The IT security department must have the necessary permissions to manage the CA and CRL servers. A
domain group named Corp-IT Security must be used for this purpose.
The IT security department users are not domain admins.

Fault Tolerance
The servers that host the CRL must be part of a Windows Network Load Balancing (NLB) cluster. The CRL
must be available to users in all locations by using the hostname crl.contoso.com, even if one of the
underlying web servers is offline.

Wylana

Wylana

Based on the info from Microsoft I think the correct answer should be

1) Install and configure Audit Collection Services on DETSCOM01

2) Modify the properties of the Operations Manager Agent on DETCA01 and CHICA01 to enable Audit Collection Services forwarding server

3) In the Operations Manager Console, run the task to enable audit collection on DETCA01 and CHICA01 and verify that the task completes successfully

How To install an ACS Collector and database: https://msdn.microsoft.com/en-gb/library/hh284670(v=sc.12).aspx
How to Enable ACS Serices Forwarders: https://technet.microsoft.com/en-us/library/hh272397(v=sc.12).aspx

fwszech

fwszech

Overview
“Contoso uses System Center 2012 Operations Manager and Audit Collection Services (ACS) to monitor the environment.”

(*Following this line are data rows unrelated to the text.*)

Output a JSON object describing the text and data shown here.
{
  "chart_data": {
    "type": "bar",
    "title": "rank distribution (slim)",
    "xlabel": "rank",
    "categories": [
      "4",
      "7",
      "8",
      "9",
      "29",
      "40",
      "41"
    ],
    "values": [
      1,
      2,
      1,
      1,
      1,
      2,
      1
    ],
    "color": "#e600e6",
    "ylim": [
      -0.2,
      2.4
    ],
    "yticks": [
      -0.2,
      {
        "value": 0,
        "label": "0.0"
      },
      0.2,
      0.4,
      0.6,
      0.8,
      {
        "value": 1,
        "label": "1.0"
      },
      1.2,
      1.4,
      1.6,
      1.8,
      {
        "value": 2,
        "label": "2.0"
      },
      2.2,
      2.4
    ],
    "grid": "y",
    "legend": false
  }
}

so there is no need to install and configure ACS, you should add new server to monitor

RR

RR

1. install and config ACS on DETSCOM01
2. in the agent health state section…
3. In the Operations Manager Console, run the task to enable audit collection on DETCA01 and CHICA01 and verify that the task completes successfully

I don’t think you need to change the properties to enable a ACS forwarding server

https://blogs.technet.microsoft.com/fesiro/2013/01/08/how-to-deploy-audit-collection-services-acs-in-scom-2012/

https://technet.microsoft.com/library/hh272397.aspx

Aberdeen Angus

Aberdeen Angus

NLB isn’t used where I work but I just created a 2 node cluster on VMs. The New Cluster wizard asks for a “full internet name” but it didn’t create a DNS record. I couldn’t see any obvious problem, the nodes were joined to the domain, I was logged on as a domain admin, no error in the event logs or nlb log, so I think it’s not supposed to do it. I did see some blogs where they manually created the DNS record at the end and this seems sensible, this gives users access and you wouldn’t do that until you’d finished building it.